When the caller hangs up, the final media frame arrives, the WebSocket closes, and the buffered PCM is flushed to a WAV. There is no special marker inside the last frame — its shape is identical to every other media frame; stream end is signalled by the stop event (and the subsequent socket close), not by the frame contents. In this real example, sequenceNumber: 274 was the final frame — its payload happens to be all 0xFF bytes (L16 -1, i.e. silence as the carrier wound the call down), but that is a property of the audio at that instant, not an end-of-stream indicator:
Final media frame, immediately followed by socket close + WAV flush
{
  sequenceNumber: 274,
  streamId: "7f169b6e-130d-46a3-b135-e1cc342c1ca2",
  event: "media",
  media: {
    track: "inbound",
    timestamp: "1778574098786",
    chunk: 274,
    payload: "/////////////////////////////////////////////////////////8="
  },
  extra_headers: "{}"
}
WAV recording saved: /home/user/bun/recordings/call-2026-05-12T08-21-33-347Z.wav
Do not detect end-of-call by inspecting media.payload (e.g. looking for all-/ base64 or all-0xFF bytes). That pattern is just silence at 8 kHz L16 — it can appear mid-call during any pause.

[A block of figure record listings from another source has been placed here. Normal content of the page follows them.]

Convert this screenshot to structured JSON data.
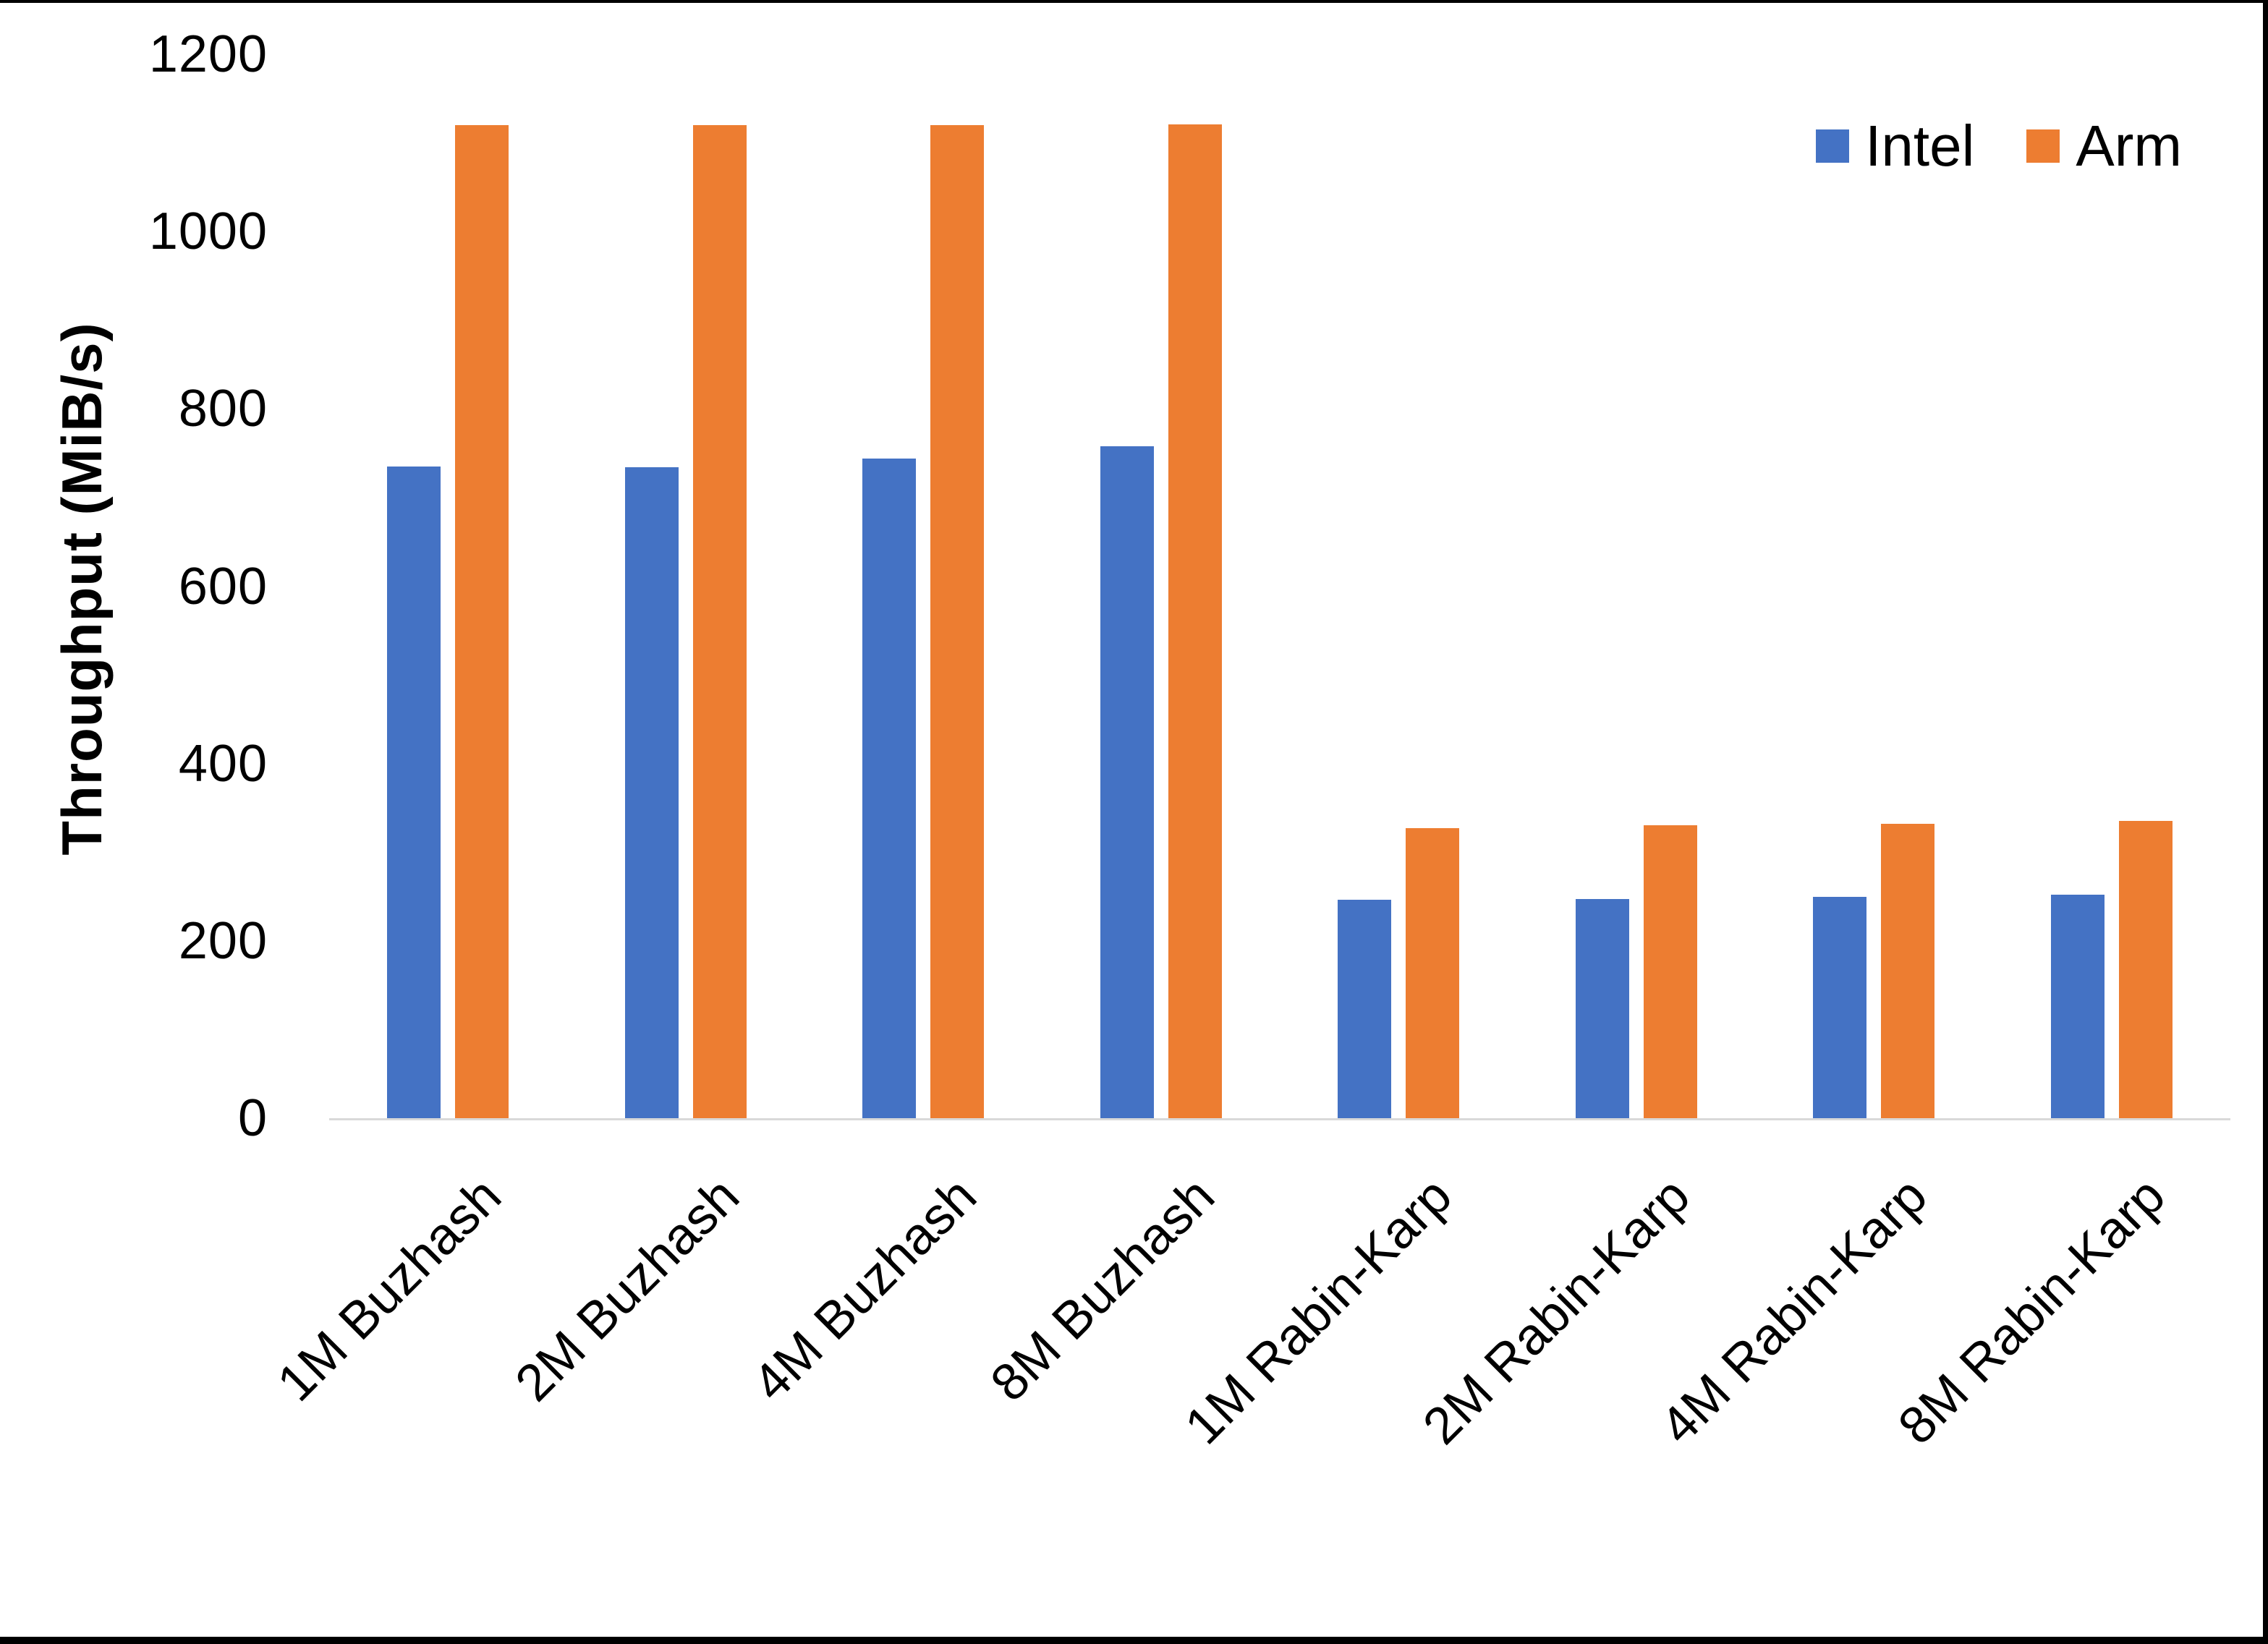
{
  "chart_data": {
    "type": "bar",
    "title": "",
    "categories": [
      "1M Buzhash",
      "2M Buzhash",
      "4M Buzhash",
      "8M Buzhash",
      "1M Rabin-Karp",
      "2M Rabin-Karp",
      "4M Rabin-Karp",
      "8M Rabin-Karp"
    ],
    "series": [
      {
        "name": "Intel",
        "color": "#4472C4",
        "values": [
          735,
          734,
          744,
          758,
          246,
          247,
          250,
          252
        ]
      },
      {
        "name": "Arm",
        "color": "#ED7D31",
        "values": [
          1120,
          1120,
          1120,
          1121,
          327,
          330,
          332,
          335
        ]
      }
    ],
    "xlabel": "",
    "ylabel": "Throughput (MiB/s)",
    "yticks": [
      0,
      200,
      400,
      600,
      800,
      1000,
      1200
    ],
    "ylim": [
      0,
      1200
    ],
    "grid": false,
    "legend_position": "top-right"
  },
  "colors": {
    "intel": "#4472C4",
    "arm": "#ED7D31",
    "axis_line": "#D9D9D9",
    "text": "#000000",
    "frame": "#000000"
  }
}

The only reliable end-of-stream signals are:
  1. The stop event on the WebSocket — see Stream events.
  2. The WebSocket close event itself.
  3. The StopStream status callback POSTed to your statusCallbackUrl.
The example server flushes the WAV in its close handler, which is why the “WAV recording saved” line is the last log entry of a call.

Audio format

The example’s <Stream> element negotiates:
  • Encoding: L16 (linear 16-bit PCM, network byte order)
  • Sample rate: 8000 Hz
  • Channels: Mono
  • Chunk size: 20 ms (320 bytes per frame at 8 kHz L16)
For agent use cases, switch to μ-law by adding contentType="audio/x-mulaw;rate=8000" to the <Stream> tag — the JSON envelope is unchanged, only the bytes inside media.payload differ.
PropertyL16μ-law
contentTypeaudio/l16 (this example)audio/x-mulaw;rate=8000
Bit depth16-bit8-bit
Bytes per 20 ms frame320160
Byte orderNetwork (big-endian) — swap to little-endian for WAV PCMn/a

Output files

recordings/call-YYYY-MM-DDTHH-MM-SS-MMMZ.wav
webhook-events.log
Each WebSocket connection produces a timestamped WAV. Webhook events are appended as one JSON line per event with a receivedAt timestamp.

Extending it

To turn this sink into a full agent, send these frames back over the same socket — see the linked protocol pages for the exact JSON shape:
  • playAudio — queue a 20 ms chunk for playback.
  • checkpoint — mark end of an utterance; Vobiz replies with playedStream once it’s actually played.
  • clearAudio — drop queued audio on barge-in; Vobiz replies with clearedAudio.
  • stop — terminate the call leg from the WebSocket side without a second REST round-trip. Equivalent REST option: POST /audio-streams/.../stop.